It is a special business where, in this economy, same-store global sales are up 7.5% percent, but the stock price still falls 3.3% on the news. But that is what happened to McDonald’s yesterday. Reuters reports that the cold winter in Europe combined with continuing concerns for the health of the European economy depressed sales in Europe, leading to the 0.2% miss in sales growth. (Analysts had expected same-store growth of 7.7%.)

What is frankly more fascinating to me, though, is how McDonald’s is planning for the future retirement of thousands of its Baby Boomer franchisees–and what the franchise community might learn from the McDonald’s experience. Helpfully, Julie Jargon of the Wall Street Journal authored a Page 1 report published yesterday under the title: "’Super Size Me’ Generation Takes Over at McDonald’s" (subscription required).

The article reports that 30% of McDonald’s U.S. franchisees are now "next generation"–meaning they are the children of franchisees. McDonald’s–in keeping with its high standards–does not allow pure nepotism. Instead, children of franchisees go through a several year process of proving themselves before they can become approved franchisees themselves.

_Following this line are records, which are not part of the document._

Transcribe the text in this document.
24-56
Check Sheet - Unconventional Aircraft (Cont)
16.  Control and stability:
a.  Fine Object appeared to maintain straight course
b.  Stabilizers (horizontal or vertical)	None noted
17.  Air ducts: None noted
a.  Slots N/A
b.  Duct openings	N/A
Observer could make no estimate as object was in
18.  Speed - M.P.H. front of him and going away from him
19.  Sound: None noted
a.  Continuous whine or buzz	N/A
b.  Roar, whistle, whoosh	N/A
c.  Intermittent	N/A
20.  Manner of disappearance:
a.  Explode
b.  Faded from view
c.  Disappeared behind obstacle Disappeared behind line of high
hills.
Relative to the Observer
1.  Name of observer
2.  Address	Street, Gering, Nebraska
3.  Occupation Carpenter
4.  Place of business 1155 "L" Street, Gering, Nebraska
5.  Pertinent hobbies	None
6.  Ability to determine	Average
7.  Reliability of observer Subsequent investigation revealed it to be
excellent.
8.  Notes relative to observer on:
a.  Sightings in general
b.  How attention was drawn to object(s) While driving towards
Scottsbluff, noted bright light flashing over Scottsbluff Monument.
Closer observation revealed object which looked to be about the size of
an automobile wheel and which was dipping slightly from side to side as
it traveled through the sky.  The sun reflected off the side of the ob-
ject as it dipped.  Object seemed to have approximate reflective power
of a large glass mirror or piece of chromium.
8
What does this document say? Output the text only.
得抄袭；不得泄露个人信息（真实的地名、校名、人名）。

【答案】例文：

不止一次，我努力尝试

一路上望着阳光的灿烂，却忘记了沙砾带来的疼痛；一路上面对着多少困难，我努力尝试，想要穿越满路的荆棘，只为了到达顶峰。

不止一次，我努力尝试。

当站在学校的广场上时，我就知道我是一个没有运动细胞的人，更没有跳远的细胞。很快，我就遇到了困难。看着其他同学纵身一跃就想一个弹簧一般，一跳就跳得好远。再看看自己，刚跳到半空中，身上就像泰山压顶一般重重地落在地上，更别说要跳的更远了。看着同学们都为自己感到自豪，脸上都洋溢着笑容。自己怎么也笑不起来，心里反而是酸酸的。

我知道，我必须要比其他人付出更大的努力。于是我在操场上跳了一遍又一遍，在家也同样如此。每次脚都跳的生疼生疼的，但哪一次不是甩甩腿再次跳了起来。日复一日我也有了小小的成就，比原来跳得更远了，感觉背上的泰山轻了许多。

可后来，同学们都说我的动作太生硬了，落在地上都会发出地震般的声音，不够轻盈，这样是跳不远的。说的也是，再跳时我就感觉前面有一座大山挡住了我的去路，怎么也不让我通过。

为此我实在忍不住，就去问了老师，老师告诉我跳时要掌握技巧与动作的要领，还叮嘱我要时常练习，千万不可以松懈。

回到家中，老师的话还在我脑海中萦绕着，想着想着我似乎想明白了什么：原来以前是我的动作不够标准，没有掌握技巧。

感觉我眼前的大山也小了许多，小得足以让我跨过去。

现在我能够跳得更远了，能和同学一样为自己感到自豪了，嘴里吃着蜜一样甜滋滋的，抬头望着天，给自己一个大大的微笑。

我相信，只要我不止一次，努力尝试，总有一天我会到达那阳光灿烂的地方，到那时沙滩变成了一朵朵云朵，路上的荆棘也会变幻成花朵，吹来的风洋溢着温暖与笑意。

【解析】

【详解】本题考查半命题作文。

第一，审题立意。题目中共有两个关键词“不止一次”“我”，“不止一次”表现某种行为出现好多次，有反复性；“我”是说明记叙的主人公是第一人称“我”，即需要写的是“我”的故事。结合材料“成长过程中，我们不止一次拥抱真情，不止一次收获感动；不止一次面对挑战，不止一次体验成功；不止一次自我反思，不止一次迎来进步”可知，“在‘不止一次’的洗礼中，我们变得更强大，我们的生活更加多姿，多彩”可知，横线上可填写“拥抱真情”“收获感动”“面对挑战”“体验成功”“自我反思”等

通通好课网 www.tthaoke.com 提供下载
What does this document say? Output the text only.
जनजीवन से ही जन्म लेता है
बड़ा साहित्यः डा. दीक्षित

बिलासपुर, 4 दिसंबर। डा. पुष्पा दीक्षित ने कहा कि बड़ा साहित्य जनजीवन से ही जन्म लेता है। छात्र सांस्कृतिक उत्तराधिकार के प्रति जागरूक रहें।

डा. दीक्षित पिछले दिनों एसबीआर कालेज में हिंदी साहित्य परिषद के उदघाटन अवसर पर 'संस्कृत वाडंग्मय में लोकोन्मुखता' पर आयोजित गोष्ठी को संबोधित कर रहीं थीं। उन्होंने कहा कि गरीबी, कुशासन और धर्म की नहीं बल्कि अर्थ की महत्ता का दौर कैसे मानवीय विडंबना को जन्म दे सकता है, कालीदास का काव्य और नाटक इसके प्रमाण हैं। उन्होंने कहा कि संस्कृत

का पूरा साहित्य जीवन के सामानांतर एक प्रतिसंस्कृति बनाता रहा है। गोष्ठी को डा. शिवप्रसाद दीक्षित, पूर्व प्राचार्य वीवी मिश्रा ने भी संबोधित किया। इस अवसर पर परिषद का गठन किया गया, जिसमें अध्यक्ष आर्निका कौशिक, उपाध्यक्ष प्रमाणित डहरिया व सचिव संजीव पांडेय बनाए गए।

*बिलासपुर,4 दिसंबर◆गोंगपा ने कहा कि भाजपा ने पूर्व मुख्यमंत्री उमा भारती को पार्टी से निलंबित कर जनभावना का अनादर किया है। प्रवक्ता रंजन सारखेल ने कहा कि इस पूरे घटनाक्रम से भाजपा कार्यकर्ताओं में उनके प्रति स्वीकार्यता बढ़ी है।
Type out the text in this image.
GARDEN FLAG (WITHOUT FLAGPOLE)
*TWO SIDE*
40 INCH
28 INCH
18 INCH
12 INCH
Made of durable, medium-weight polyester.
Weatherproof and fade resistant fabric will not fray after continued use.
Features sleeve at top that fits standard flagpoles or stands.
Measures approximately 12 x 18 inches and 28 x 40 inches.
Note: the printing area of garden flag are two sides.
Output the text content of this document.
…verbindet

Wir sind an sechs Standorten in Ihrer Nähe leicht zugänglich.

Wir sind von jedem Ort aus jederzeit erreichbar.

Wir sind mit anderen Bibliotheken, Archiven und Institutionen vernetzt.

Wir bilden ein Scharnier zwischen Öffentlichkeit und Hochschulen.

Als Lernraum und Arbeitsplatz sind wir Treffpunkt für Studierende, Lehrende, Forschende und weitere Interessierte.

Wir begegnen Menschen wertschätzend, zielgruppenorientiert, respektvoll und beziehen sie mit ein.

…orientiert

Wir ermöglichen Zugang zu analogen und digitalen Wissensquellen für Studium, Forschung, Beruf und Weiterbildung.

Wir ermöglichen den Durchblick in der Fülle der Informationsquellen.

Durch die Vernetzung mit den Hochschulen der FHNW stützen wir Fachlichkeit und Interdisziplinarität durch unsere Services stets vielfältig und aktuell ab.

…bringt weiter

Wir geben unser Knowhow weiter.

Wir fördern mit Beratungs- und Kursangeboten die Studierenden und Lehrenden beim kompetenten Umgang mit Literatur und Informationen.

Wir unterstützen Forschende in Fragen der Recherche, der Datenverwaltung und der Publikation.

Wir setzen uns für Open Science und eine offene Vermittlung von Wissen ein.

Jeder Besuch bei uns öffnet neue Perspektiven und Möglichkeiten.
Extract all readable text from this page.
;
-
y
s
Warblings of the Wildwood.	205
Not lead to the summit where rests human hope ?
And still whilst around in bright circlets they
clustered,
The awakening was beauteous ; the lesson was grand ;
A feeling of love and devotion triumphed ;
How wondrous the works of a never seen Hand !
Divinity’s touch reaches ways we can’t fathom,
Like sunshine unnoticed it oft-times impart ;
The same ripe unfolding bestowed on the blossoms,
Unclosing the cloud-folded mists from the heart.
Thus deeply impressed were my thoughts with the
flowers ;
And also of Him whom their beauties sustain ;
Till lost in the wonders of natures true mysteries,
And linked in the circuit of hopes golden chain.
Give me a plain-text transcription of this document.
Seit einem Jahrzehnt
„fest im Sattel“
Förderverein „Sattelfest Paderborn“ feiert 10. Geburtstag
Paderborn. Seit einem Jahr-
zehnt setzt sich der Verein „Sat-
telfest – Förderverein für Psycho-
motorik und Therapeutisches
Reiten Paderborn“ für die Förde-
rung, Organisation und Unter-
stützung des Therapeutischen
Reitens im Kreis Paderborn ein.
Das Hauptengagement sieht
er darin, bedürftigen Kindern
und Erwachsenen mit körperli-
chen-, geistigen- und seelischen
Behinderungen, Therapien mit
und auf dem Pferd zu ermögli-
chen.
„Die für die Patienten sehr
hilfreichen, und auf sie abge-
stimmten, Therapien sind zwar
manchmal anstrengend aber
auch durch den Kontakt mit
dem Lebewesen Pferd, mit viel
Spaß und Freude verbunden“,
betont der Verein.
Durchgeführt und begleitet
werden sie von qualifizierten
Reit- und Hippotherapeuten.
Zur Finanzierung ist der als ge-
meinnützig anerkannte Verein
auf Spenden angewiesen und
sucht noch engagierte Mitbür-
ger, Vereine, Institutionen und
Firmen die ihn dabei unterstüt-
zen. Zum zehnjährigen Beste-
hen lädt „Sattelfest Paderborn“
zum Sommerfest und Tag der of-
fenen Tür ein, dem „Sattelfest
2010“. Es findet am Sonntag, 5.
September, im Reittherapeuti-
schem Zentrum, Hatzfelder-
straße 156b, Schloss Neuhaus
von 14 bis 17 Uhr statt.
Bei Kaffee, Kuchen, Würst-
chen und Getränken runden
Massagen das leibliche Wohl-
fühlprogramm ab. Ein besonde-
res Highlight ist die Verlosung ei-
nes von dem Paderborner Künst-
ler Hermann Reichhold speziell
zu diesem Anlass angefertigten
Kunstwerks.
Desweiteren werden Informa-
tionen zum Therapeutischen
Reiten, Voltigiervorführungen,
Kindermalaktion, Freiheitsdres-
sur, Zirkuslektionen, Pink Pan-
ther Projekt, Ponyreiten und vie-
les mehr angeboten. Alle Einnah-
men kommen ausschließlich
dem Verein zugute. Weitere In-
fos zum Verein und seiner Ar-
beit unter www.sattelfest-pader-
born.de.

Perhaps not surprisingly, younger franchisees have led the push for Wi-Fi in their restaurants, credit card acceptance, a presence on social media, greater community involvement and longer hours. That last item was a big surprise to McDonald’s corporate management. Jim Johannesen, McDonald’s USA chief operating officer, is quoted in the article saying, "Our young people helped us understand that there’s a lot more going on when the rest of us are sleeping than we would have known".

The article is a fascinating look at how one of the most respected franchisors is preparing for the future–and is, in fact, already benefitting from its younger franchisees. We definitely recommend a read.